By, Bob Lefsetz (www.Lefsetz.com)
If you’ve got my attention…
Blow my mind.
Sunday, I’d never heard of Craig Federighi. Monday, I couldn’t stop talking about him, because he was so damn good in the Apple presentation.
Turns out, according the “Wall Street Journal,” in an article behind a paywall, that Mr. Federighi began at NeXT, moved to Apple with Steve Jobs, left to be CTO of Ariba and was wooed back to Apple in 2009. And when Scott Forstall was pushed out, he became the new software kahuna.
And you might not care about Apple, but this story is instructive.
It takes a long time to get your breakthrough moment. And when you get your opportunity, you’ve got to kill.

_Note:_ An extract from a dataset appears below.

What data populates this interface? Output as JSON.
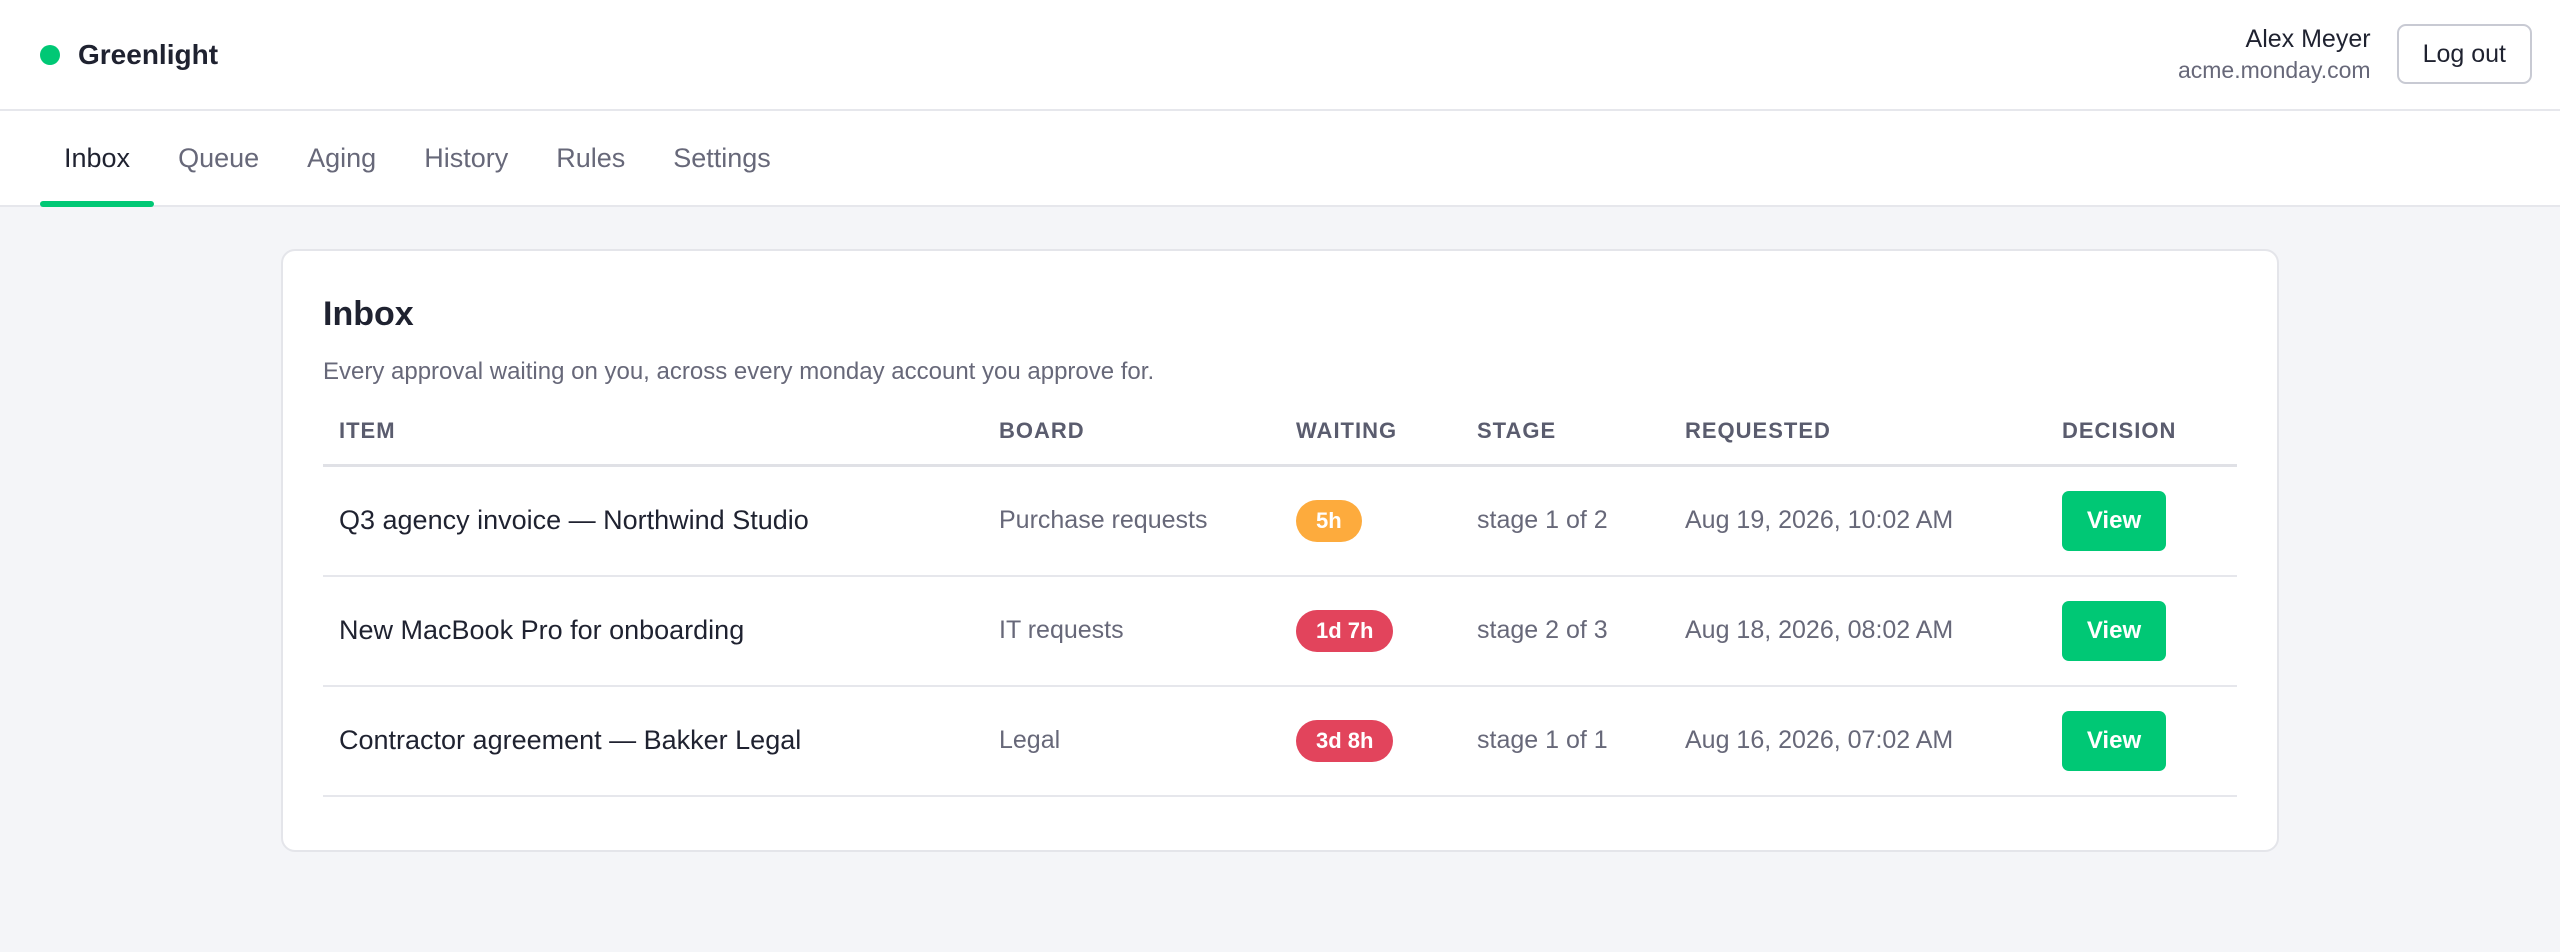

This is the opposite of conventional wisdom. People believe it’s about the fame more than the work, and that if you just get a chance, you’re in. But where are the losing contestants of “American Idol” today? Where are the WINNERS!
First and foremost, you’ve got to love what you do. Because that may be all that you get, the work experience. If your happiness depends upon becoming a household name, you’re gonna waste a lot of time in the trenches being frustrated. That’s the number one reason people give up, frustration, they don’t like that it’s so hard… Winners don’t always win because they’re better than everybody else, but frequently because they outlast everybody, there are fewer competitors down the road. I know, I know, music is a youth business. But that’s changing. Youth records don’t pay as well as they used to and oldsters have disposable income and are interested in music. If you think your chance expired when you hit your thirtieth birthday you’re thinking inside the box, and that’ll hurt you.
The biggest payment you can get in this world is attention. Everybody’s overwhelmed with incoming. When you presume we’ve got time to waste on you, you’re wrong. We’re not sitting at home bored, we don’t have time to do all we want, but we always have room for excellence. So when you finally get our attention, you’ve got to deliver. As for a second chance? That’s so twentieth century…
Don’t ask for someone’s time until you’re ready.
You can get your name in the newspaper, but if you think that ensures long term success, you have no Internet connection. You want to build yourself off the radar screen, you want to figure out what works, you want to become so good you’re undeniable.
I don’t know how Craig Federighi got so good. Watching him present at the WWDC was like watching a dancer, a figure skater, who continues to execute difficult moves without falling.
It was the jokes.
Anybody can tell the story, but can you endear yourself to us? Can you make us think you’re one of us?
First and foremost you must gain our trust. Sure, Kanye gets away with people hating him, but he’s the exception. You’re truly no better than the rest, you’re human, relate as such. And know that performing is a skill unto itself. You can’t throw in everything, you can’t wander, you’ve got to keep hitting the notes.
Oh, don’t tell me I’ve got to listen to the whole album ten times to get it. We only give that kind of attention to our heroes.
And at this point, that’s what Apple has become…
No one but a small coterie of fanboys watched Steve Jobs’s initial presentations. If he’d tried to launch the iPad without the iPod and iPhone, no one would have cared. Even Apple started small. As for the prognosticators, the hoi polloi…they said the company was doomed, Michael Dell said to liquidate and distribute the proceeds to the shareholders. Then Apple became the world’s most valuable company. Huh?
So you’ve got to believe in yourself.
But that’s not enough. There are more delusional people in the arts than in any other field. You cannot make it through sheer will, by having a positive attitude and performing affirmations. No, you’ve got to be positively realistic, launching a career is like launching a satellite…they don’t blast one off without running the numbers incessantly and a firm belief that failure is essentially impossible. In other words, it’s fact-based.
Fact… Are you good enough?
But art is about emotion. The delivery counts.
Craig Federighi delivered this week, that’s why I’m talking about him.